Training and evaluation

This page describes the end-to-end workflow for training and evaluating routers. For the data formats and how supervision is derived, see Data and metrics.

Before you start

Training workflow

  1. Choose a trainable router and a training config.
  2. Run llmrouter train --router <name> --config <path>.
  3. The router loads config and data via DataLoader.
  4. The trainer runs train() and writes to model_path.save_model_path.

Example:

llmrouter train --router knnrouter --config configs/model_config_train/knnrouter.yaml

Device selection

  • Default is auto-detect (uses GPU if available)
  • Override with --device cuda or --device cpu
  • Use --quiet to reduce logs

Inference workflow (for evaluation)

  1. Load a router with llmrouter infer.
  2. Evaluate routing only with --route-only, or perform full inference with API calls.
  3. Use --output and --output-format for batch runs.

Route-only example:

llmrouter infer --router knnrouter --config configs/model_config_test/knnrouter.yaml --query "What is machine learning?" --route-only

Full inference example (requires API_KEYS and api_endpoint):

llmrouter infer --router knnrouter --config configs/model_config_test/knnrouter.yaml --query "What is machine learning?"

Evaluation options

Offline routing evaluation

  • Prefer --route-only to measure routing decisions without calling APIs.
  • Use this to iterate quickly when tuning metric.weights or router hyperparameters.

What to measure (algorithmic view)

Offline evaluation is where you can compare routing algorithms fairly, because you can avoid provider noise and keep the decision problem fixed. Common metrics:

  • Top-1 routing accuracy: chosen_model == best_model (when you define best_model by an objective)
  • Objective regret: Score(best, q) - Score(chosen, q) averaged over queries
  • Cost/quality trade-off curves: average cost vs average performance under different weightings or thresholds
  • Escalation rate (2-model routers): fraction of queries routed to the large model (proxy for cost)

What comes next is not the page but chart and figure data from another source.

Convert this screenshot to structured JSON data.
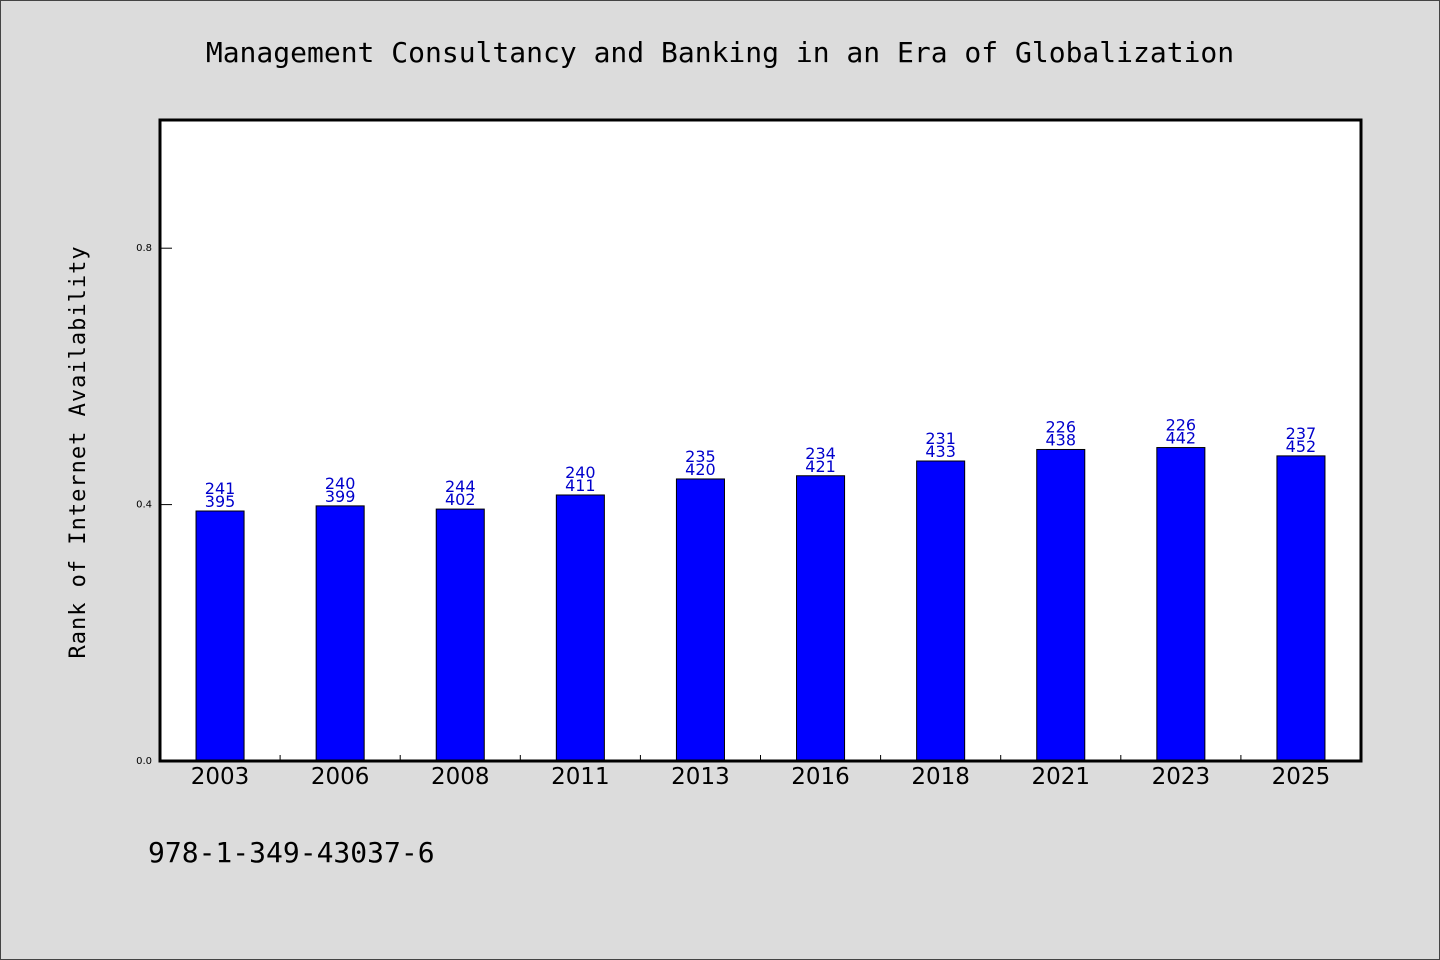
{
  "chart_data": {
    "type": "bar",
    "title": "Management Consultancy and Banking in an Era of Globalization",
    "xlabel": "",
    "ylabel": "Rank of Internet Availability",
    "categories": [
      "2003",
      "2006",
      "2008",
      "2011",
      "2013",
      "2016",
      "2018",
      "2021",
      "2023",
      "2025"
    ],
    "values": [
      0.39,
      0.398,
      0.393,
      0.415,
      0.44,
      0.445,
      0.468,
      0.486,
      0.489,
      0.476
    ],
    "data_labels_top": [
      "241",
      "240",
      "244",
      "240",
      "235",
      "234",
      "231",
      "226",
      "226",
      "237"
    ],
    "data_labels_bottom": [
      "395",
      "399",
      "402",
      "411",
      "420",
      "421",
      "433",
      "438",
      "442",
      "452"
    ],
    "ylim": [
      0.0,
      1.0
    ],
    "yticks": [
      0.0,
      0.4,
      0.8
    ],
    "ytick_labels": [
      "0.0",
      "0.4",
      "0.8"
    ],
    "grid": false,
    "legend": "none",
    "colors": {
      "bar": "#0000ff",
      "data_label": "#0000cc",
      "plot_bg": "#ffffff",
      "figure_bg": "#dcdcdc"
    }
  },
  "footer": {
    "text": "978-1-349-43037-6"
  }
}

If you have per-query per-model metrics (not just a hard label), regret-based metrics are often more informative than accuracy.

End-to-end evaluation

  • Run full inference (no --route-only) to evaluate real outputs and costs.
  • This path depends on your provider endpoint and API_KEYS setup.

What changes in end-to-end evaluation?

Once you start calling models, you introduce additional variance:

  • stochastic decoding (temperature, sampling)
  • provider-side changes and rate limits
  • prompt formatting and parsing effects

For research comparisons, it helps to keep --route-only for algorithm iteration and reserve end-to-end evaluation for final validation.

Evaluation utilities

The main branch includes an evaluation package with scripts/examples:

Artifacts and overrides

  • Training checkpoints are written to model_path.save_model_path.
  • For inference, --load_model_path overrides model_path.load_model_path in the config.

Common pitfalls

  • Missing data files in data_path will cause warnings or errors during router initialization.
  • Some routers have optional dependencies; if a router is missing, verify with llmrouter list-routers.
  • Full inference requires API_KEYS to be set for external API calls.
  • --route-only returns routing decisions and never calls any external endpoint.

Reproducibility tips

  • Version your config files along with data snapshots.
  • Keep router name, config, and the saved model artifact together for each experiment.